Despite an increase in the last decade, Legionellosis caused by non-pneumophila species is still rare on our continent. From 2011 to 2015, 3645 culture-confirmed cases of Legionella’s infection in Europe were documented, 83% of which were caused by L. Pneumophila.9,10 Among the non-pneumophila group, L. longbeachae is the dominant species with 35 culture-confirmed cases (1%) within these five years.9-11 In Australia and Eastern Asia L. longbeachae is responsible for approximately half of the Legionellosis.4,12 In the Netherlands we confirmed a maximum of 1 patient per year in the decade preceding 2014, but from then on the incidence appears to rise (table 1). How can this be explained? As we know, many factors contribute to incidence outcomes, such as geographical distribution, infectious dose, infection type, host susceptibility and the sensitivity of detection techniques. A contributory theory could be that there has been a change in the composition of European compost soils. One of the explanations why L. longbeachae occurs in large numbers in Australia and South East Asia derives from the theory that the presence of bark containing sawdust and hammer milled bark makes these soils a natural habitat for the bacterium.12 Nowadays Australian growing materials and soils even come with warning labels attached (figure 2). In Europe, peat rather than composted bark is the major component used in growing media, but the composition is always subject to change.13

Another contributing factor could be the wider application of PCR with regard to Legionella species in hospital laboratories nationwide, causing higher detection rates. Formerly incidence rates depended on the availability of appropriate laboratory techniques and skilled employees for analysis. In Scotland, where several outbreaks of L. longbeachae were recorded, researchers also described underdetection of these infections.5,14 Current diagnostics like the urine antigen test are useful to detect L. pneumophila serogroup 1, but are not suitable for non-pneumophila Legionella species.15 Whereas bacterial culture remains the golden standard for confirmation of Legionella’s disease is,3,10 this technique requires specialized laboratory media as overgrowth with competing flora is a common problem.5,15 As illustrated by both of our cases the cultures remained ‘false’ negative, confirming that PCR is an essential test for the diagnosis.

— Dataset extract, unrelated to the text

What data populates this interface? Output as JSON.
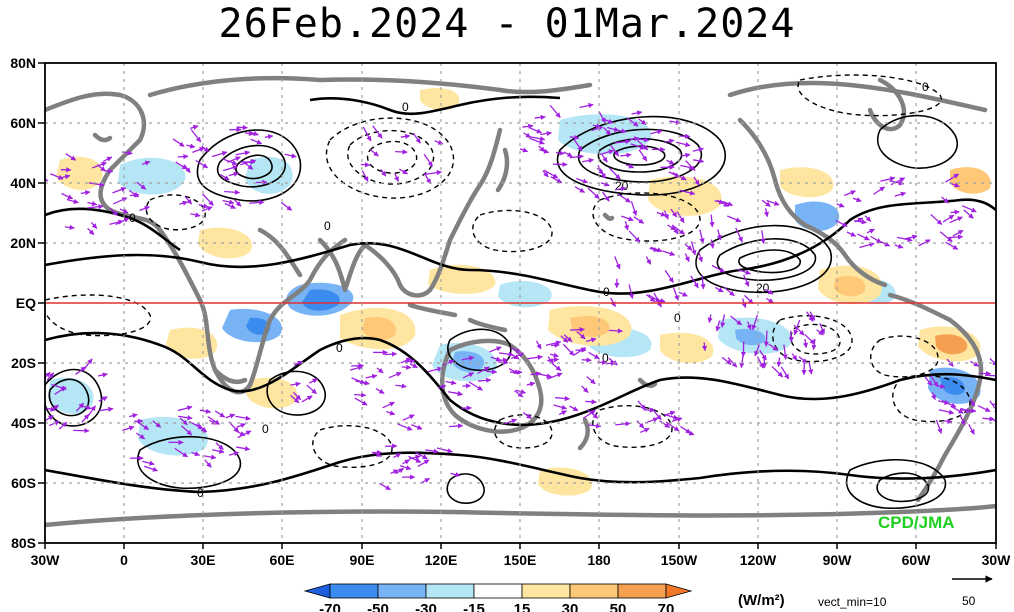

In conclusion, L. longbeachae is a sporadically emerging pathogen with a severe course of disease. Over the past decade the number of reports on L. longbeachae has increased markedly across Europe. Timing of diagnosis and targeted therapy influences the severity and course of the disease. Recommended antibiotic treatment for L. longbeachae (like pneumonia with (suspected) atypical bacteria in general and Legionella specifically) are fluoroquinolones like ciprofloxacin. Physicians and guideline committees, like the Dutch SWAB-guidelines committee,16 have adopted the concept of using the ‘severity of illness’ at the time of clinical presentation (based on validated scoring systems like CURB-65 and Pneumonia Severity Index (PSI), and the need for ICU admission) in order to choose the type of empirical antimicrobial in community acquired pneumonia (CAP). In category IV (severe CAP with ICU admission) it is always recommended to empirically cover S. pneumoniae, Legionella species and Gram-negative bacteria.16 
It is difficult to predict atypical bacteria being the cause of CAP based on presentation, signs and symptoms of CAP, medical history, physical examination and laboratory results.17 We recommend extending the medical interview on admission routinely from inquiring after travel abroad and visits to swimming pools and sauna’s to questions on recent gardening activity and exposure to gardening soil. We also recommend the early usage of rapid and sensitive PCR techniques on non-pneumophila Legionella species in patients with severe and treatment-resistant pneumonia, especially in the presence of risk factors like recent exposure to gardening soils. This way, the diagnostic process may be instrumental in improving things; more awareness among diagnosing clinicians and laboratory staff of non-pneumophila Legionella species is necessary to reduce underdiagnoses and associated risks.


All authors declare no conflict of interest. No funding or financial support was received.